Streaming update and batch are equivalent tick-for-tick (batch_equals_streaming pins this).

Interpretation

  1. Ease of movement. Tall, narrow boxes (high height/width) confirm a strong, unopposed move; the opposite warns of resistance.
  2. Breakout quality. A wide box on a breakout means heavy participation — stronger than a narrow one.
  3. Power boxes.
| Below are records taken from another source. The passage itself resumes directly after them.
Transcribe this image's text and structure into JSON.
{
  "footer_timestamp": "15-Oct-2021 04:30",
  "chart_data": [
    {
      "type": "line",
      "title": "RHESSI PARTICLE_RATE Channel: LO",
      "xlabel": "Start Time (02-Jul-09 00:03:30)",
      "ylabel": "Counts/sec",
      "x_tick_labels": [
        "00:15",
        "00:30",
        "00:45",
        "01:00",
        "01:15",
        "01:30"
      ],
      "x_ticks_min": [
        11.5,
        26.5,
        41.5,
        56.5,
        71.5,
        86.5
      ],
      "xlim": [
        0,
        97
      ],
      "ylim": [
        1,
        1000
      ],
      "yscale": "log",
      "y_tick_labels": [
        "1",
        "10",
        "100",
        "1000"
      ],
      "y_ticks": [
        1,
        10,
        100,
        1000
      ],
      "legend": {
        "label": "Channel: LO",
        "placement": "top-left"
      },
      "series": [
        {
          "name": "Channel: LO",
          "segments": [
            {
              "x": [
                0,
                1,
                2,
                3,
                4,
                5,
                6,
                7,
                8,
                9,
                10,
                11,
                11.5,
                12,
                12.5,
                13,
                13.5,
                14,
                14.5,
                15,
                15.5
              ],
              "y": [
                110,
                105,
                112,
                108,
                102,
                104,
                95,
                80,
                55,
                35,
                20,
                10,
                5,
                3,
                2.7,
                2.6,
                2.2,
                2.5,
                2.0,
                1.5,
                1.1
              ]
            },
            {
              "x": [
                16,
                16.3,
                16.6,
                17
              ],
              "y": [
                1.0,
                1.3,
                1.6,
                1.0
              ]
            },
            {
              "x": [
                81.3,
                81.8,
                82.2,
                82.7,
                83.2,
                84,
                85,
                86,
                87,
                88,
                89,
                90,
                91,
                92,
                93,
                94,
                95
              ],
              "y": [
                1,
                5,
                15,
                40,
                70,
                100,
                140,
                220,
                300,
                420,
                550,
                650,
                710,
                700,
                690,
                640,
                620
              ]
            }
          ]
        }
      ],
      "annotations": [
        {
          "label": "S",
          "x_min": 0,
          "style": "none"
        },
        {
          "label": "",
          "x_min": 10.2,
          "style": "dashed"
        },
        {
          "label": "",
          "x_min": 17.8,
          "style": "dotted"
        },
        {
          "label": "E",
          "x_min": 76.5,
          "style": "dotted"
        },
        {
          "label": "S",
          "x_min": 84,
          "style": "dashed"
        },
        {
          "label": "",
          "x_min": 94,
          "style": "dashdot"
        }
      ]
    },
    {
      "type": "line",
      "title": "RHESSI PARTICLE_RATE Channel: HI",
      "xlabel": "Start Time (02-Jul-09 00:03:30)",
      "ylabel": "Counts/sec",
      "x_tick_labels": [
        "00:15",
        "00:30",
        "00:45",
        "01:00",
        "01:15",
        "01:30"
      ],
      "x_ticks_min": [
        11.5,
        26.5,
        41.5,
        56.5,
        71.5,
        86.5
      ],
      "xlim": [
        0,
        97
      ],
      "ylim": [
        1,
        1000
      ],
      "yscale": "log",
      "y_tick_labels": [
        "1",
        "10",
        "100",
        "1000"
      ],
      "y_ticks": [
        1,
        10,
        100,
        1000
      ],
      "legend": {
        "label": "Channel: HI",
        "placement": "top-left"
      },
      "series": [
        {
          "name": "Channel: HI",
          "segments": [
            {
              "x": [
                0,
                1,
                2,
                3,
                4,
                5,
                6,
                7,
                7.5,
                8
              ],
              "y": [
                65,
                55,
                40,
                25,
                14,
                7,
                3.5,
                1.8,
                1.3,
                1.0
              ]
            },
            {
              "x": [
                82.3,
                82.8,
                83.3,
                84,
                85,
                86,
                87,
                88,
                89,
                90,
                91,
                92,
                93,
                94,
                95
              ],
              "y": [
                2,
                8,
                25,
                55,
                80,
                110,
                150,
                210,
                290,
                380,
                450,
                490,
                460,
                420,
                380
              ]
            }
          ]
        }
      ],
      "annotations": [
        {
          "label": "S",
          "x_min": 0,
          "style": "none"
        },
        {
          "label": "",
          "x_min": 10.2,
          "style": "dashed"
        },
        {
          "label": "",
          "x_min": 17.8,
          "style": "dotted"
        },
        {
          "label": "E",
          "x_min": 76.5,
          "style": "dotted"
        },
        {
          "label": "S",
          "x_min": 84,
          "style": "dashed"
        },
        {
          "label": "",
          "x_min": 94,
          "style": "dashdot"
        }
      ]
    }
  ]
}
A box both taller and wider than its neighbours (Arms' "power box") signals a decisive, high-conviction bar.

Common pitfalls

  • Needs real volume. Width is meaningless on synthetic volume.
  • Not a signal. Equivolume is descriptive; combine the shape with price structure.
  • Range, not body. Height uses the high-low range; for the body version see CandleVolume.

References

Arms, R. W. (1971), Profits in Volume: Equivolume Charting.